New Front-Yard Driveways/Parking Areas
The proposed ordinance would require new front-yard driveways and parking areas:
- To be constructed of non-erodible surfaces or crushed stone with a minimum depth of 4 inches and permanent borders. This provision would not apply to single-family detached homes located in Agricultural Productive (AP), Rural Residential (RR) or Residential-2 (R-2) zoning districts. New driveways and parking areas would be limited to the driveway and to an additional 425 square feet (about the size of two parking spaces), or 40 percent of the front-yard area, whichever is greater;
- To have vegetative screening. This would apply to parking areas that face the side property line. Vegetative screening would be required along the sides of the parking space facing the side property line and parallel to the street; and,
- To be subject to a plot plan review by the City of Raleigh. The City would normally require homeowners to obtain a zoning permit fee of $72 prior to the construction of a driveway or parking area. The Planning Commission is recommending the fee be waived.
Existing Front-Yard Driveways/Parking Areas
Following are provisions of the proposed ordinance for existing front-yard driveways and parking areas at single-family detached houses:
- Existing driveways and parking areas which are paved or constructed of non-erodible surfaces would not required to conform to new construction standards;
- Existing driveways and parking areas that are not paved or constructed of non-erodible surfaces would be required to comply with the new construction standards within one year. Exempt from this requirement would be single-family detached houses in AP, RR and R-2 zoning districts. Homeowners who cannot afford to retrofit driveways or parking areas to the new construction standards would be restricted to single-file parking in front of the residence’s driveway curb cut.
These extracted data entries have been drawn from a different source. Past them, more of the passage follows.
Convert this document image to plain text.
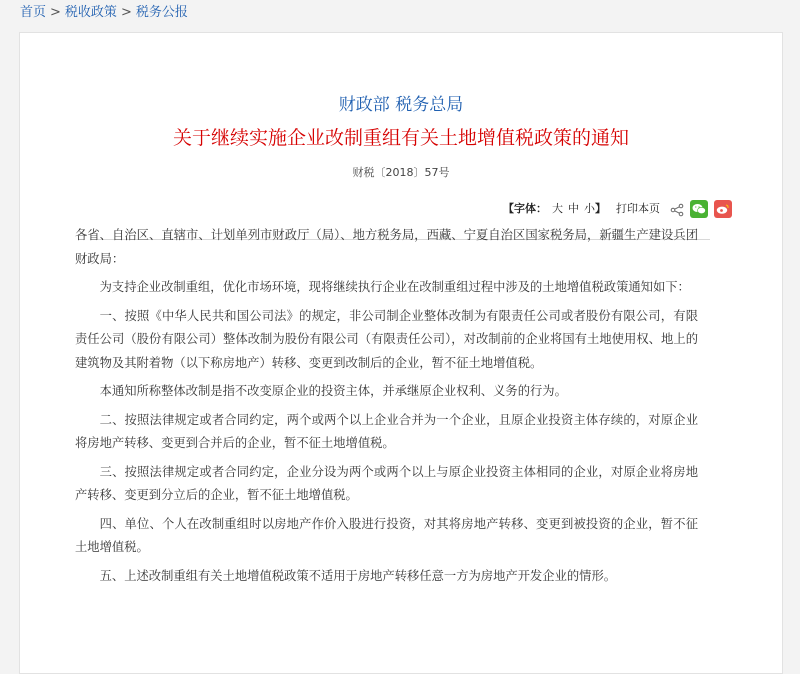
首页 > 税收政策 > 税务公报
财政部 税务总局
关于继续实施企业改制重组有关土地增值税政策的通知
财税〔2018〕57号
【 字体： 大 中 小 】 打印本页

各省、自治区、直辖市、计划单列市财政厅（局）、地方税务局，西藏、宁夏自治区国家税务局，新疆生产建设兵团财政局：

为支持企业改制重组，优化市场环境，现将继续执行企业在改制重组过程中涉及的土地增值税政策通知如下：

一、按照《中华人民共和国公司法》的规定，非公司制企业整体改制为有限责任公司或者股份有限公司，有限责任公司（股份有限公司）整体改制为股份有限公司（有限责任公司），对改制前的企业将国有土地使用权、地上的建筑物及其附着物（以下称房地产）转移、变更到改制后的企业，暂不征土地增值税。

本通知所称整体改制是指不改变原企业的投资主体，并承继原企业权利、义务的行为。

二、按照法律规定或者合同约定，两个或两个以上企业合并为一个企业，且原企业投资主体存续的，对原企业将房地产转移、变更到合并后的企业，暂不征土地增值税。

三、按照法律规定或者合同约定，企业分设为两个或两个以上与原企业投资主体相同的企业，对原企业将房地产转移、变更到分立后的企业，暂不征土地增值税。

四、单位、个人在改制重组时以房地产作价入股进行投资，对其将房地产转移、变更到被投资的企业，暂不征土地增值税。

五、上述改制重组有关土地增值税政策不适用于房地产转移任意一方为房地产开发企业的情形。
The cost of retrofitting would be anywhere from $500 to $2,000;
- Homeowners would be able to apply for a one-time permit for temporary parking in the front yard of a residence for a period of up to 90 days. The permit, issued by the City’s Inspections Department, would be renewable only one time for a second 90-day period; and,
- Homeowners who opt to retrofit front-yard driveway and parking areas to the new standards would be exempt from paying the required $72 zoning permit fee during the first six months the new ordinance is in effect. The construction would still be subject to the City’s plot plan review.
City staff is currently studying the impact of the proposed front-yard parking ordinance on single-family detached houses located on roads that prohibit on-street parking. Specifically, the City is looking at how visitors to these residences could park at the homes and be in compliance with the new ordinance if the homeowners cannot afford to retrofit their front-yard driveways and parking areas.
The City Council’s Comprehensive Planning Committee is scheduled to discuss the proposed front-yard parking ordinance at its meeting on Wednesday, Sept. 15 at 1 p.m. in the council chamber at the Avery C. Upchurch Government Complex, 222 W. Hargett St. The meeting is open to the public.